Consider a recent statement from the Emory Law Journal. The Journal is hosting a symposium issue, titled “Systemic Racism in the Law & Anti-Racist Solutions.” Generally, I find that law reviews make some effort to foster ideological diversity. Often this representation is little more than tokenism. I have been on many panels were my views are vastly outnumbered, yet I could still speak. But I can’t imagine that any diversity of thought will be permitted for this symposium. The core of anti-racism is to deny space to those who are not anti-racist. Kendi stated this point quite clearly in his book:

The only remedy to racist discrimination is antiracist discrimination. The only remedy to past discrimination is present discrimination. The only remedy to present discrimination is future discrimination.

In short, a symposium dedicated to anti-racism would be an inherent contradiction if it published articles that were anti-anti-racist. I think this argument extends further. Even if a given article was deemed sufficient anti-racist (whatever that means), the journal could plausibly review the author’s statements elsewhere to determine if he or she was sufficiently anti-racist. Certainly Michael McConnell would flunk such a litmus test. I’m sure that all of us have something in our background that could cross some line.
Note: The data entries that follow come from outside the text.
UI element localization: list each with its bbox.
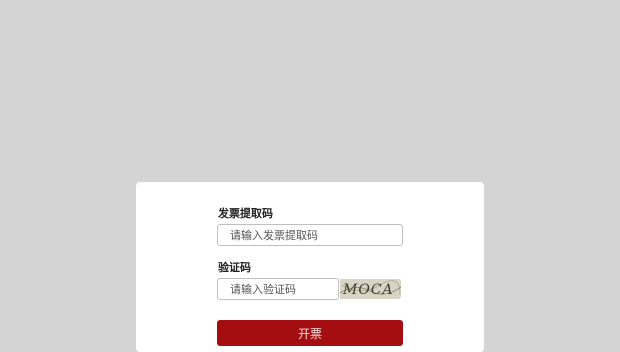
captcha-input[interactable] — [217, 278, 339, 300]
invoice-code-input[interactable] — [217, 224, 403, 246]
invoice-code-label: 发票提取码 — [218, 207, 273, 220]
issue-invoice-button[interactable]: 开票 — [217, 320, 403, 346]
captcha-label: 验证码 — [218, 261, 251, 274]
captcha-text: MOCA — [342, 282, 394, 298]
invoice-form-card: 发票提取码 验证码 MOCA 开票 — [136, 182, 484, 352]
captcha-image[interactable]: MOCA — [340, 279, 401, 299]
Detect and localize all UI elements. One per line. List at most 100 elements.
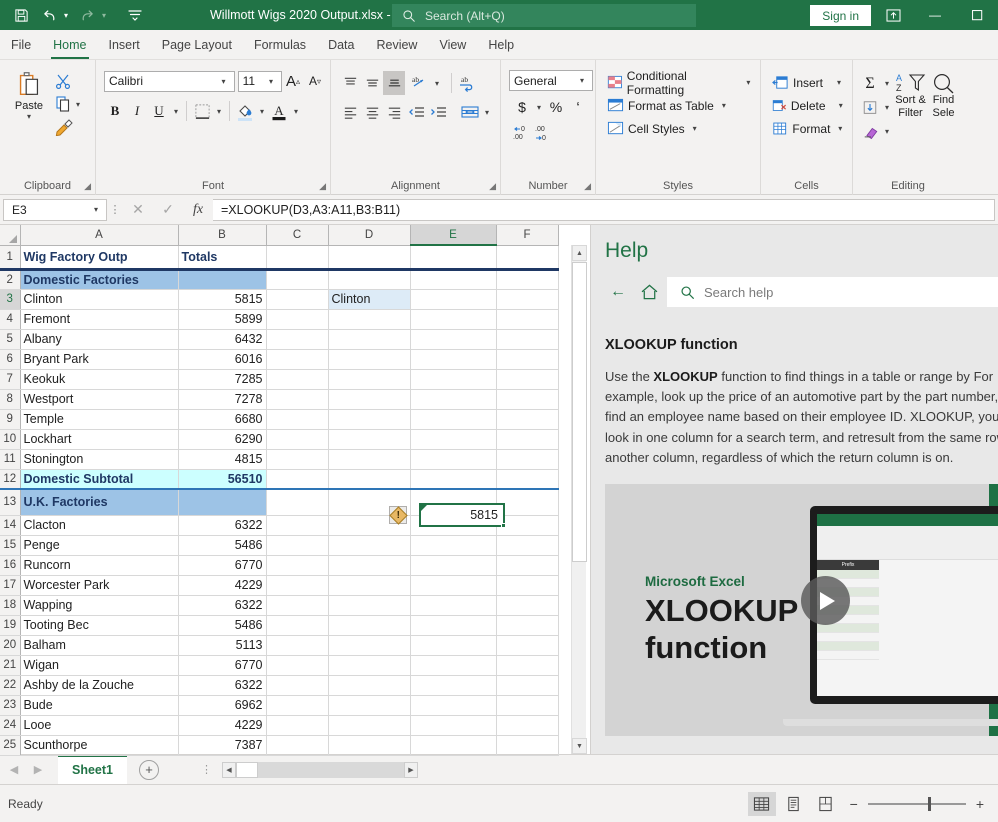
vertical-scroll-thumb[interactable]: [572, 262, 587, 562]
bottom-align-icon[interactable]: [383, 71, 405, 95]
row-header-15[interactable]: 15: [0, 535, 20, 555]
row-header-14[interactable]: 14: [0, 515, 20, 535]
align-right-icon[interactable]: [383, 100, 405, 124]
cell-c21[interactable]: [266, 655, 328, 675]
row-header-9[interactable]: 9: [0, 409, 20, 429]
insert-dropdown-icon[interactable]: ▾: [833, 78, 845, 87]
tab-formulas[interactable]: Formulas: [243, 31, 317, 59]
cell-e24[interactable]: [410, 715, 496, 735]
cell-a18[interactable]: Wapping: [20, 595, 178, 615]
cell-c15[interactable]: [266, 535, 328, 555]
cell-a3[interactable]: Clinton: [20, 289, 178, 309]
cell-a8[interactable]: Westport: [20, 389, 178, 409]
cell-f15[interactable]: [496, 535, 558, 555]
accounting-dropdown-icon[interactable]: ▾: [533, 103, 545, 112]
cell-c25[interactable]: [266, 735, 328, 755]
column-header-b[interactable]: B: [178, 225, 266, 245]
cell-f23[interactable]: [496, 695, 558, 715]
cell-a21[interactable]: Wigan: [20, 655, 178, 675]
row-header-25[interactable]: 25: [0, 735, 20, 755]
cell-a25[interactable]: Scunthorpe: [20, 735, 178, 755]
horizontal-scrollbar[interactable]: ◀ ▶: [222, 762, 418, 778]
cell-d11[interactable]: [328, 449, 410, 469]
cell-a14[interactable]: Clacton: [20, 515, 178, 535]
cell-f12[interactable]: [496, 469, 558, 489]
format-dropdown-icon[interactable]: ▾: [834, 124, 846, 133]
cell-d12[interactable]: [328, 469, 410, 489]
row-header-11[interactable]: 11: [0, 449, 20, 469]
scroll-down-icon[interactable]: ▼: [572, 738, 587, 754]
cell-e21[interactable]: [410, 655, 496, 675]
increase-decimal-icon[interactable]: .000: [533, 121, 555, 145]
cell-f21[interactable]: [496, 655, 558, 675]
italic-button[interactable]: I: [126, 99, 148, 123]
cell-f5[interactable]: [496, 329, 558, 349]
cell-a2[interactable]: Domestic Factories: [20, 269, 178, 289]
cell-e15[interactable]: [410, 535, 496, 555]
fill-down-icon[interactable]: [859, 96, 881, 120]
cell-a15[interactable]: Penge: [20, 535, 178, 555]
cell-d3[interactable]: Clinton: [328, 289, 410, 309]
cell-c24[interactable]: [266, 715, 328, 735]
underline-button[interactable]: U: [148, 99, 170, 123]
cell-c13[interactable]: [266, 489, 328, 515]
cell-b22[interactable]: 6322: [178, 675, 266, 695]
fill-dropdown-icon[interactable]: ▾: [881, 103, 893, 112]
cell-e25[interactable]: [410, 735, 496, 755]
cell-d22[interactable]: [328, 675, 410, 695]
number-dialog-launcher[interactable]: ◢: [584, 181, 591, 192]
cell-d25[interactable]: [328, 735, 410, 755]
font-color-dropdown-icon[interactable]: ▾: [290, 107, 302, 116]
cell-styles-dropdown-icon[interactable]: ▾: [689, 124, 701, 133]
cell-e18[interactable]: [410, 595, 496, 615]
enter-formula-icon[interactable]: ✓: [153, 198, 183, 222]
format-as-table-dropdown-icon[interactable]: ▾: [718, 101, 730, 110]
normal-view-button[interactable]: [748, 792, 776, 816]
insert-cells-button[interactable]: Insert ▾: [770, 71, 848, 94]
cell-d21[interactable]: [328, 655, 410, 675]
cell-a13[interactable]: U.K. Factories: [20, 489, 178, 515]
error-checking-icon[interactable]: !: [389, 506, 407, 524]
eraser-icon[interactable]: [859, 120, 881, 144]
cell-e16[interactable]: [410, 555, 496, 575]
cell-f20[interactable]: [496, 635, 558, 655]
row-header-13[interactable]: 13: [0, 489, 20, 515]
cell-d15[interactable]: [328, 535, 410, 555]
cell-c11[interactable]: [266, 449, 328, 469]
cell-e12[interactable]: [410, 469, 496, 489]
increase-indent-icon[interactable]: [427, 100, 449, 124]
row-header-16[interactable]: 16: [0, 555, 20, 575]
cell-c20[interactable]: [266, 635, 328, 655]
sign-in-button[interactable]: Sign in: [810, 5, 871, 26]
row-header-5[interactable]: 5: [0, 329, 20, 349]
cell-b21[interactable]: 6770: [178, 655, 266, 675]
cell-b16[interactable]: 6770: [178, 555, 266, 575]
tab-view[interactable]: View: [428, 31, 477, 59]
cell-a7[interactable]: Keokuk: [20, 369, 178, 389]
row-header-10[interactable]: 10: [0, 429, 20, 449]
cell-b12[interactable]: 56510: [178, 469, 266, 489]
cell-b17[interactable]: 4229: [178, 575, 266, 595]
number-format-select[interactable]: General ▾: [509, 70, 593, 91]
cell-b3[interactable]: 5815: [178, 289, 266, 309]
cell-e3[interactable]: [410, 289, 496, 309]
top-align-icon[interactable]: [339, 71, 361, 95]
cell-b23[interactable]: 6962: [178, 695, 266, 715]
sheet-next-icon[interactable]: ▶: [30, 763, 46, 776]
cell-b10[interactable]: 6290: [178, 429, 266, 449]
cell-d16[interactable]: [328, 555, 410, 575]
clear-dropdown-icon[interactable]: ▾: [881, 127, 893, 136]
number-format-dropdown-icon[interactable]: ▾: [576, 76, 588, 85]
cell-e5[interactable]: [410, 329, 496, 349]
merge-center-dropdown-icon[interactable]: ▾: [481, 108, 493, 117]
cell-f22[interactable]: [496, 675, 558, 695]
cell-d1[interactable]: [328, 245, 410, 269]
cell-c22[interactable]: [266, 675, 328, 695]
cell-a24[interactable]: Looe: [20, 715, 178, 735]
cell-b20[interactable]: 5113: [178, 635, 266, 655]
cell-b11[interactable]: 4815: [178, 449, 266, 469]
accounting-format-button[interactable]: $: [511, 95, 533, 119]
cell-f16[interactable]: [496, 555, 558, 575]
cell-c7[interactable]: [266, 369, 328, 389]
cell-d8[interactable]: [328, 389, 410, 409]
This sort of anti-racist approach test is not limited to the symposium. The Emory Law Journal offered an additional statement:

ELJ is committed to being an anti-racist organization, both in our ranks and in our scholarship. This is just one part of that mission. We look forward to reading your essays and moving the conversation forward.

Presumably, all submissions to this journal will have to be viewed through the two-fold anti-racist prism. First, determine if an article is anti-anti-racist. Second, determine if the author of the article is anti-anti-racist.
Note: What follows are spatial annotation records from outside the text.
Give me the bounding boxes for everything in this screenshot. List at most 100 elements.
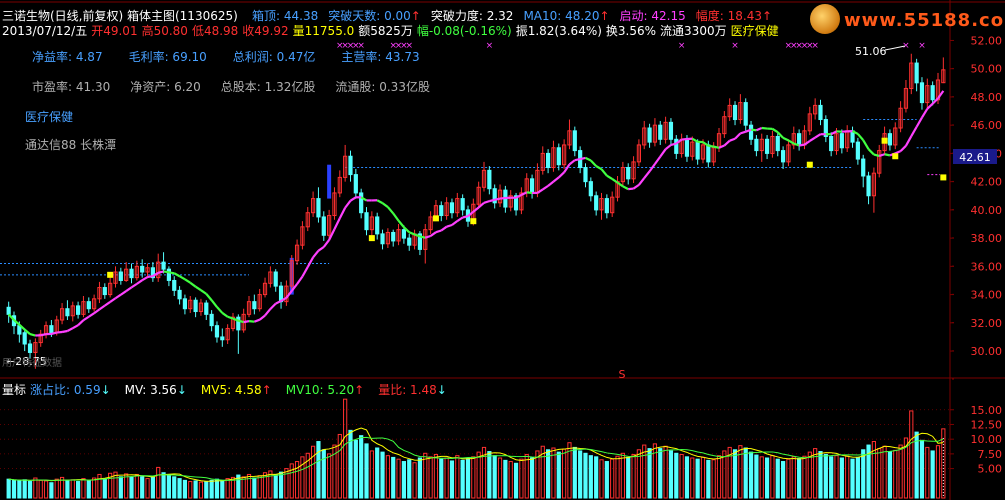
candle-body <box>86 301 91 310</box>
stock-chart[interactable]: 30.0032.0034.0036.0038.0040.0042.0044.00… <box>0 0 1005 500</box>
price-tick-label: 34.00 <box>971 289 1003 302</box>
ma-line-segment <box>163 270 170 274</box>
readout-item: 箱顶: 44.38 <box>252 9 319 23</box>
volume-bar <box>396 458 401 499</box>
candle-body <box>861 158 866 177</box>
price-tick-label: 50.00 <box>971 63 1003 76</box>
signal-marker: × <box>678 41 686 51</box>
candle-body <box>855 141 860 160</box>
volume-bar <box>129 476 134 499</box>
current-price-label: 42.61 <box>959 151 991 164</box>
yellow-signal-marker <box>892 153 899 160</box>
ma-line-segment <box>419 235 426 239</box>
ma-line-segment <box>184 278 191 284</box>
ma-line-segment <box>66 327 74 332</box>
ma-line-segment <box>681 137 688 141</box>
volume-bar <box>246 473 252 499</box>
candle-body <box>919 82 925 104</box>
high-price-label: 51.06 <box>855 45 887 58</box>
volume-bar <box>150 476 155 499</box>
readout-item: 低48.98 <box>191 24 239 38</box>
volume-bar <box>519 458 524 499</box>
ma-line-segment <box>761 126 768 130</box>
readout-item: 医疗保健 <box>730 24 779 38</box>
volume-bar <box>604 461 609 499</box>
ma-line-segment <box>446 223 453 228</box>
ma-line-segment <box>61 329 68 334</box>
yellow-signal-marker <box>881 137 888 144</box>
candle-body <box>407 237 412 246</box>
ma-line-segment <box>56 330 63 334</box>
ma-line-segment <box>82 315 90 322</box>
candle-body <box>172 279 177 291</box>
ma-line-segment <box>547 180 555 187</box>
volume-bar <box>343 398 348 499</box>
candle-body <box>193 299 198 313</box>
readout-item: MV10: 5.20 <box>285 383 355 397</box>
ma-line-segment <box>904 135 913 147</box>
ma-line-segment <box>622 185 629 191</box>
candle-body <box>316 198 321 218</box>
ma-line-segment <box>595 165 603 171</box>
volume-bar <box>81 478 86 499</box>
custom-block-label[interactable]: 通达信88 长株潭 <box>25 136 116 153</box>
volume-bar <box>166 474 172 499</box>
volume-bar <box>86 480 91 499</box>
logo-icon <box>810 4 840 34</box>
ma-line-segment <box>40 333 47 337</box>
ma-line-segment <box>130 282 138 289</box>
ma-line-segment <box>574 157 581 162</box>
readout-item: 突破力度: 2.32 <box>430 9 514 23</box>
ma-line-segment <box>643 170 651 179</box>
ma-line-segment <box>798 143 805 147</box>
ma-line-segment <box>718 144 725 149</box>
volume-bar <box>6 478 11 499</box>
ma-line-segment <box>867 148 875 156</box>
volume-panel-title[interactable]: 量标 <box>2 383 26 397</box>
readout-item: 量11755.0 <box>292 24 355 38</box>
ma-line-segment <box>243 320 250 324</box>
volume-bar <box>663 445 668 499</box>
price-tick-label: 32.00 <box>971 317 1003 330</box>
candle-body <box>572 130 577 152</box>
volume-bar <box>327 453 332 499</box>
fundamentals-row-1: 净益率: 4.87 毛利率: 69.10 总利润: 0.47亿 主营率: 43.73 <box>32 48 446 65</box>
volume-bar <box>161 472 166 499</box>
readout-item: 总利润: 0.47亿 <box>232 50 316 64</box>
ma-line-segment <box>179 275 186 281</box>
ma-line-segment <box>109 297 117 303</box>
volume-bar <box>27 481 33 499</box>
volume-bar <box>353 439 358 499</box>
candle-body <box>588 181 593 197</box>
candle-body <box>487 169 492 190</box>
ma-line-segment <box>397 220 405 228</box>
readout-item: 振1.82(3.64%) <box>515 24 602 38</box>
ma-line-segment <box>349 196 357 202</box>
readout-item: 流通股: 0.33亿股 <box>335 80 430 94</box>
ma-line-segment <box>729 137 736 142</box>
ma-line-segment <box>168 271 175 275</box>
ma-line-segment <box>392 212 400 222</box>
ma-line-segment <box>125 286 133 292</box>
ma-line-segment <box>558 171 565 179</box>
volume-bar <box>455 455 460 499</box>
ma-line-segment <box>98 304 106 311</box>
volume-bar <box>65 479 70 499</box>
volume-bar <box>770 455 775 499</box>
arrow-icon: ↑ <box>761 9 773 23</box>
candle-body <box>6 306 11 315</box>
volume-bar <box>791 456 796 499</box>
candle-body <box>775 135 780 152</box>
volume-bar <box>823 453 828 499</box>
ma-line-segment <box>611 178 619 184</box>
ma-line-segment <box>451 220 458 226</box>
ma-line-segment <box>200 289 207 295</box>
sector-label[interactable]: 医疗保健 <box>25 108 73 125</box>
volume-bar <box>300 456 305 499</box>
site-logo[interactable]: www.55188.com <box>810 4 1005 38</box>
volume-bar <box>385 455 390 499</box>
ma-line-segment <box>51 331 58 336</box>
candle-body <box>647 127 652 143</box>
ma-line-segment <box>238 319 244 324</box>
ma-line-segment <box>809 136 816 142</box>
These standards would spell the death-knell for conservatives publishing in law review. Even if a mundane article manages to clear all of the editorial hurdles, it can be spiked at the last minute by a claim of anti-anti-racism–either against the article or the author. And these charges cannot be rebutted, unless an editor is willing to push back, and be deemed anti-anti-racist.

Statements from Deans and Law Reviews about anti-racism may seem innocuous, and indeed necessary for the current motion. But we should recognize that these statements will institutionalize viewpoint discrimination: only one perspective on a given issue is permissible. In the long run, academic freedom and open discourse will suffer.

At the present moment, I have submissions out to law reviews. I’m sure there is a chance that editors may retaliate against me (not that they needed any additional motivation). Let them prove me right. Tenure was designed for exactly these sorts of dynamics.

But make no mistake. This treatment will not be limited to McConnell, or Eugene Volokh, or me. Even well-meaning liberals will be targeted. Andy Koppelman, a card-carrying liberal, sketches his own demise:

I hope it isn’t only a matter of time before I get attacked for compelling students to read racist writings….  The campaign against McConnell shows how it would happen.  It will be acknowledged that I have not advocated racist ideas.  But, it will be said, I’ve been insensitive.  I have shown a shocking lack of respect.  I’m complicit in systemic racism.  My lack of sensitivity has needlessly harmed my students.  I need to be held accountable.  Students should never be required to deal with a professor who has acted this way.  A pledge not to do it again does not undo the continuing harm.  And so forth.

Will journals keep lists of professors they should not publish? (Don’t dare call them “blacklists.”). Or will journals reject submissions from professors who do not sign social justice statements?

You are not safe. You will not be immunized by signing the right statements or staying quiet. No amount of virtue signaling will ever be enough. Eventually, everyone will be subject to cancellation.